Volume > Issue > La Belle Dame Sans Merci

La Belle Dame Sans Merci

A POEM

By Thomas Fleming | July-August 1985

I spent the night — I could not get to sleep —

In counting out six million Yiddish sheep.

It took more time, on the slow Russian tongue,

To tell the tale of each Ukrainian,

And every Cossack, Kulak, Bait, and Lett —

To count ten million, how can I forget?

I wonder now and then did Chairman Mao

Ask how old so-and-so was doing now?

Forgetting, much like Claudius the Ro­man Emperor

That he’d despatched him in a fit of temper.

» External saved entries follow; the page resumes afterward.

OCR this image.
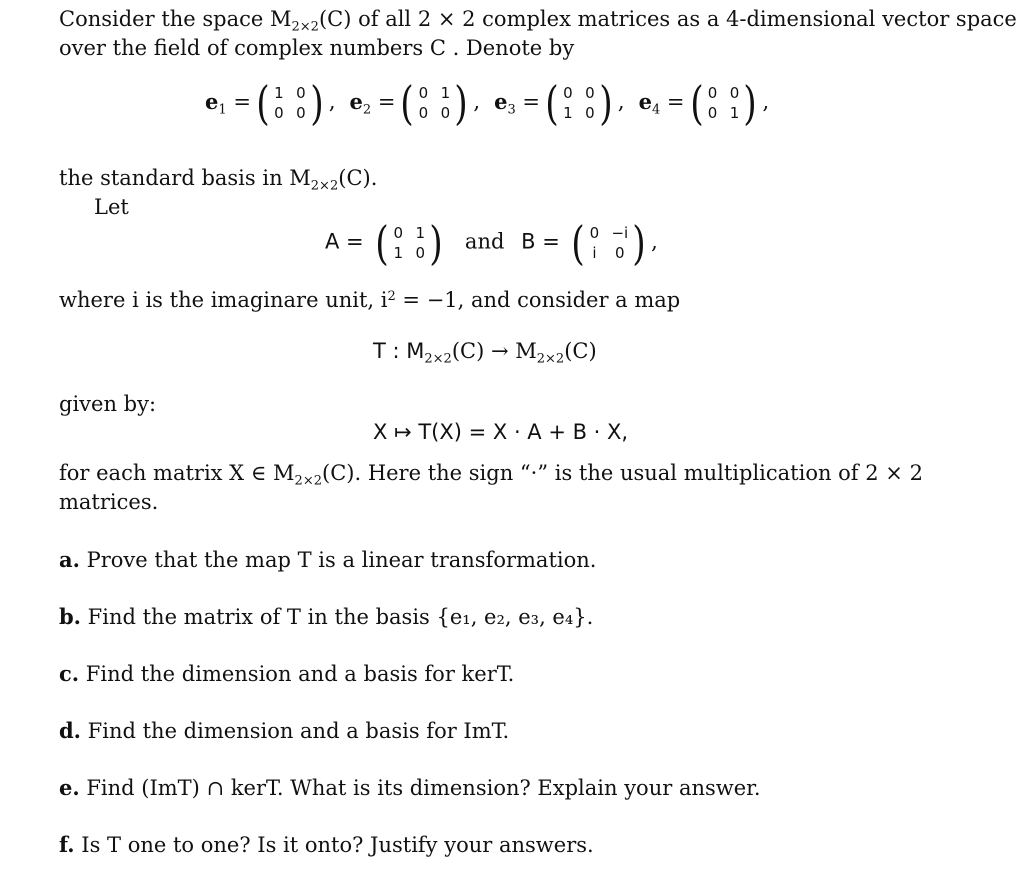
Consider the space $M_{2\times 2}(C)$ of all 2 × 2 complex matrices as a 4-dimensional vector space
over the field of complex numbers C . Denote by
$e_1$ = ( 1 0
0 0 ) , $e_2$ = ( 0 1
0 0 ) , $e_3$ = ( 0 0
1 0 ) , $e_4$ = ( 0 0
0 1 ) ,
the standard basis in $M_{2\times 2}(C)$.
Let
A = ( 0 1
1 0 ) and B = ( 0 −i
i 0 ) ,
where i is the imaginare unit, $i^2 = -1$, and consider a map
T : $M_{2\times 2}(C) \to M_{2\times 2}(C)$
given by:
X ↦ T(X) = X · A + B · X,
for each matrix X ∈ $M_{2\times 2}(C)$. Here the sign “·” is the usual multiplication of 2 × 2
matrices.
a. Prove that the map T is a linear transformation.
b. Find the matrix of T in the basis {e₁, e₂, e₃, e₄}.
c. Find the dimension and a basis for kerT.
d. Find the dimension and a basis for ImT.
e. Find (ImT) ∩ kerT. What is its dimension? Explain your answer.
f. Is T one to one? Is it onto? Justify your answers.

So many so-and-sos from which to choose

Your favorite: rich men, poor men, beggarmen, Jews,

Nameless and faceless as each drop of rain

That vanishes upon my window pane.

 

They were all very careful to explain

The thing that grew inside me felt no pain.

It was routine — they swore they spoke the truth —

No more than pulling out a wisdom tooth.

The room was bright — all porcelain and steel;

The nurses promised that I would not feel

Anything. It’s strange this modern math:

Six million over one. I take a bath

(Such firm, athletic flesh), I did not kill,

Come downstairs, watch TV, and take my pill.